Other modes besides partition

I’m on the fence about whether outliers alone necessitate a new mode. On the one hand, they can be easily reported in the partition framework. On the other, it’s misleading to suggest we will supply a partition and then not return that.

Overlap points will need a new mode, and I think this will be important to do at some point, as many methods we want to implement eventually will allow overlap. I’m inclined to call this extraction or detection. This would allow each point to be in multiple clusters, or in zero.

Column clustering, such as in frequent itemset mining, is a whole can of worms. The structure of the extract_cluster_summary() and predict() function returns that we have chosen are not compatible with current tidyclust design and would definitely need a new mode to be incorporated.
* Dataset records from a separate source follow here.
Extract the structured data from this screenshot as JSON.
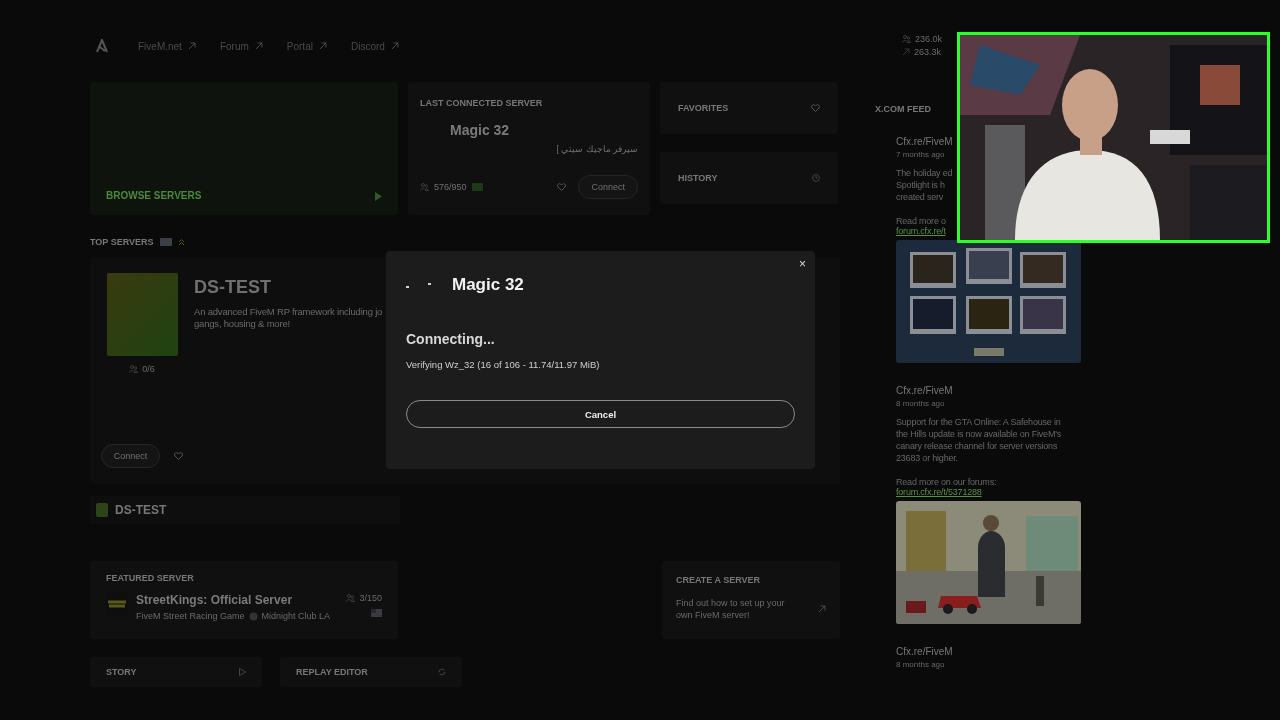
{
  "nav": {
    "links": [
      "FiveM.net",
      "Forum",
      "Portal",
      "Discord"
    ]
  },
  "stats": [
    "236.0k",
    "263.3k"
  ],
  "browse": {
    "label": "BROWSE SERVERS"
  },
  "last_connected": {
    "heading": "LAST CONNECTED SERVER",
    "name": "Magic 32",
    "description": "سيرفر ماجيك سيتي ]",
    "players": "576/950",
    "connect": "Connect"
  },
  "side_tiles": [
    "FAVORITES",
    "HISTORY"
  ],
  "top_servers": {
    "heading": "TOP SERVERS",
    "name": "DS-TEST",
    "description_lines": [
      "An advanced FiveM RP framework including jo",
      "gangs, housing & more!"
    ],
    "players": "0/6",
    "connect": "Connect"
  },
  "server_row": {
    "name": "DS-TEST"
  },
  "featured": {
    "heading": "FEATURED SERVER",
    "name": "StreetKings: Official Server",
    "description_parts": [
      "FiveM Street Racing Game",
      "Midnight Club LA"
    ],
    "players": "3/150"
  },
  "create": {
    "heading": "CREATE A SERVER",
    "text": "Find out how to set up your own FiveM server!"
  },
  "tiles": [
    "STORY",
    "REPLAY EDITOR"
  ],
  "feed": {
    "heading": "X.COM FEED",
    "posts": [
      {
        "author": "Cfx.re/FiveM",
        "time": "7 months ago",
        "lines": [
          "The holiday ed",
          "Spotlight is h",
          "created serv"
        ],
        "read_more": "Read more o",
        "link": "forum.cfx.re/t",
        "media": {
          "kind": "picture"
        }
      },
      {
        "author": "Cfx.re/FiveM",
        "time": "8 months ago",
        "lines": [
          "Support for the GTA Online: A Safehouse in",
          "the Hills update is now available on FiveM's",
          "canary release channel for server versions",
          "23683 or higher."
        ],
        "read_more": "Read more on our forums:",
        "link": "forum.cfx.re/t/5371288",
        "media": {
          "kind": "picture"
        }
      },
      {
        "author": "Cfx.re/FiveM",
        "time": "8 months ago"
      }
    ]
  },
  "webcam": {
    "kind": "picture"
  },
  "modal": {
    "close": "×",
    "server": "Magic 32",
    "status": "Connecting...",
    "detail": "Verifying Wz_32 (16 of 106 - 11.74/11.97 MiB)",
    "cancel": "Cancel"
  }
}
The rabbit hole of semi-supervised learning

This might be more easily discussed “live”. The gist in the case of Frequent Itemset Mining is:

  • The “clusters” returned are sets of items (columns) rather than sets of rows (transaction receipts). These are discovered in an unsupervised way.
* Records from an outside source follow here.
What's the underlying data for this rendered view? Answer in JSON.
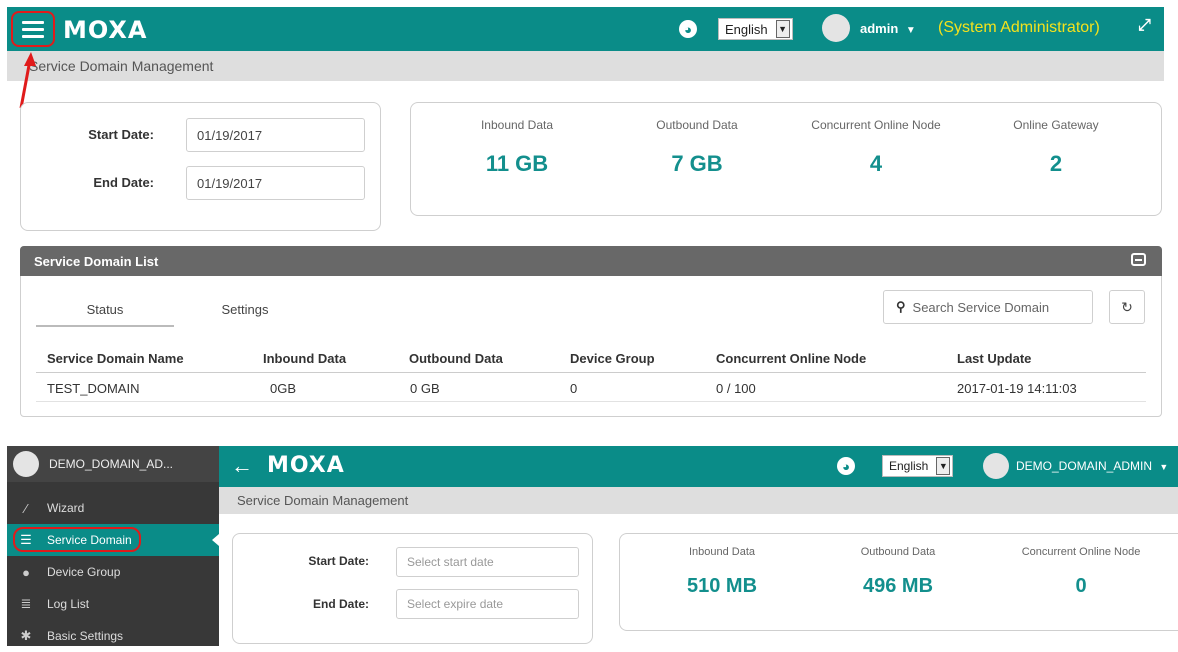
{
  "top": {
    "logo": "MOXA",
    "language": "English",
    "user": "admin",
    "role": "(System Administrator)",
    "breadcrumb": "Service Domain Management",
    "start_label": "Start Date:",
    "start_value": "01/19/2017",
    "end_label": "End Date:",
    "end_value": "01/19/2017",
    "stats": [
      {
        "label": "Inbound Data",
        "value": "11 GB"
      },
      {
        "label": "Outbound Data",
        "value": "7 GB"
      },
      {
        "label": "Concurrent Online Node",
        "value": "4"
      },
      {
        "label": "Online Gateway",
        "value": "2"
      }
    ],
    "panel_title": "Service Domain List",
    "tabs": [
      "Status",
      "Settings"
    ],
    "search_placeholder": "Search Service Domain",
    "columns": [
      "Service Domain Name",
      "Inbound Data",
      "Outbound Data",
      "Device Group",
      "Concurrent Online Node",
      "Last Update"
    ],
    "rows": [
      [
        "TEST_DOMAIN",
        "0GB",
        "0 GB",
        "0",
        "0 / 100",
        "2017-01-19 14:11:03"
      ]
    ]
  },
  "bottom": {
    "account": "DEMO_DOMAIN_AD...",
    "logo": "MOXA",
    "language": "English",
    "user": "DEMO_DOMAIN_ADMIN",
    "breadcrumb": "Service Domain Management",
    "menu": [
      {
        "label": "Wizard",
        "icon": "wand-icon"
      },
      {
        "label": "Service Domain",
        "icon": "database-icon"
      },
      {
        "label": "Device Group",
        "icon": "users-icon"
      },
      {
        "label": "Log List",
        "icon": "list-icon"
      },
      {
        "label": "Basic Settings",
        "icon": "gear-icon"
      }
    ],
    "start_label": "Start Date:",
    "start_placeholder": "Select start date",
    "end_label": "End Date:",
    "end_placeholder": "Select expire date",
    "stats": [
      {
        "label": "Inbound Data",
        "value": "510 MB"
      },
      {
        "label": "Outbound Data",
        "value": "496 MB"
      },
      {
        "label": "Concurrent Online Node",
        "value": "0"
      }
    ]
  },
  "colors": {
    "brand": "#0a8c88",
    "accent_value": "#138f8d",
    "role_text": "#f4e21c",
    "highlight": "#e01b1b"
  }
}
  • prediction becomes weird, because typically we aren’t receiving a new observation (row) to predict on; we are receiving a partially complete observation to fill in. (e.g. “customer bought bread and eggs, will they buy milk?”)

  • Prediction also becomes weird because this structure has a supervised version, where we know if the customer bought milk or not, and we can assess model performance.